Here’s my last picture of the molding process before the nightmare began. This is the mask with a built up wall to make a two-part mold. Then I got out the Ultracal plaster. I had no fucking clue what I was doing. I mixed way too much with way too little experience and ended up with a half finished mold and a five gallon bucket filled with hardened Ultracal. Start small folks. In the meantime, the messy process did not allow me to photo document my work. SORRY!
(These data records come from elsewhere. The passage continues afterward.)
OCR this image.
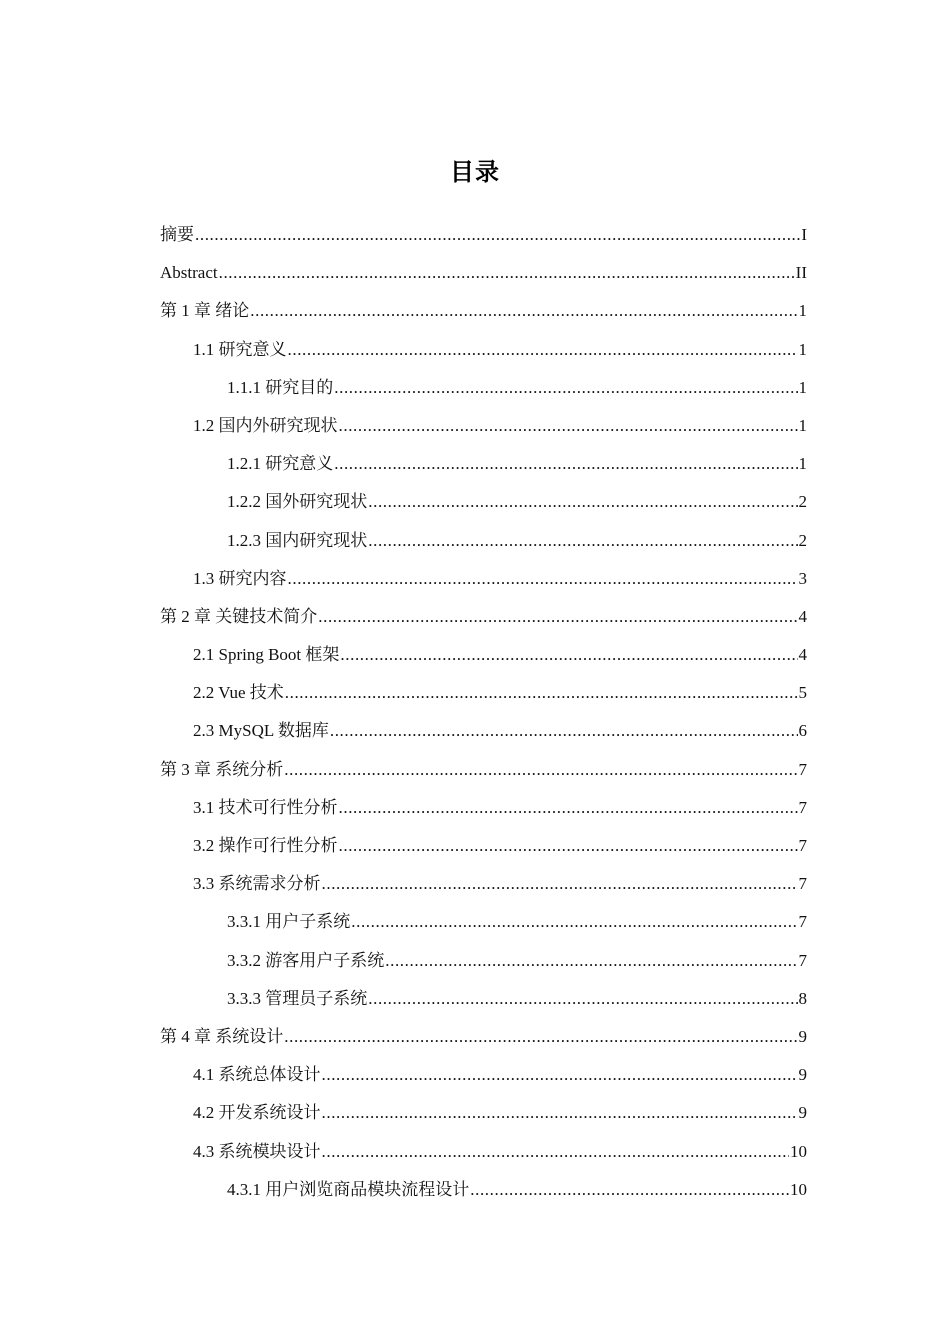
目录
摘要 .....	I
Abstract .....	II
第 1 章 绪论 .....	1
1.1 研究意义 .....	1
1.1.1 研究目的 .....	1
1.2 国内外研究现状 .....	1
1.2.1 研究意义 .....	1
1.2.2 国外研究现状 .....	2
1.2.3 国内研究现状 .....	2
1.3 研究内容 .....	3
第 2 章 关键技术简介 .....	4
2.1 Spring Boot 框架 .....	4
2.2 Vue 技术 .....	5
2.3 MySQL 数据库 .....	6
第 3 章 系统分析 .....	7
3.1 技术可行性分析 .....	7
3.2 操作可行性分析 .....	7
3.3 系统需求分析 .....	7
3.3.1 用户子系统 .....	7
3.3.2 游客用户子系统 .....	7
3.3.3 管理员子系统 .....	8
第 4 章 系统设计 .....	9
4.1 系统总体设计 .....	9
4.2 开发系统设计 .....	9
4.3 系统模块设计 .....	10
4.3.1 用户浏览商品模块流程设计 .....	10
Eventually, I did finish the mold and it came out… usable. Hey, first time in a long time. I painted in the details with latex I’d colored using small amounts of acrylic paint. Then I slushed latex in the mold probably way too many times and in a terrible manner because parts of the mask were soft when I pulled it out. Somehow (I don’t know how with all the fucking up) the mask eventually dried all the way through and came out okay.

The goggles are held on with velcro. The jaw is made of EVA foam, typical for cosplayers building armor. Eventually I covered the jaw in latex mixed with silver powder to give it a metallic sheen. It would also be removable and the head plumbed for a spew effect on stage.

Of course, just some dude walking around with a dog head isn’t cool. But a dog-headed soldier in outlandish armor, that’ll make the girls’ panties drop. I found some old junior-sized football pads in our band’s collection of recyclables.

I spruced these up by riveting some hard hats over the shoulders.

These were further disguised using pipe-insulating foam from Home Depot.

The hard hats were then coated in contact cement which was allowed to dry fully and then painted black. This worked… okay. I’m still trying to find a way to paint hard plastic that’s a bit more durable. In any case, I went to work cutting out some armored bits to cover up the worn down football pads using EVA foam. These were shaped by simply heating up the pieces with a heat gun and shaping them, then glued on with contact cement. EVA foam is rad. I riveted some buckles on, painted on some deco, and it was good to go.

Sgt. Rott would come out with Commandant Dobrunkum and Lt. Collie night after night and menace our band. And then we would rip them apart and they would spew blood. The costume worked magnificently. I was able to look on with pride and joy as sweaty fans were left stained red in Sgt. Rott’s blood.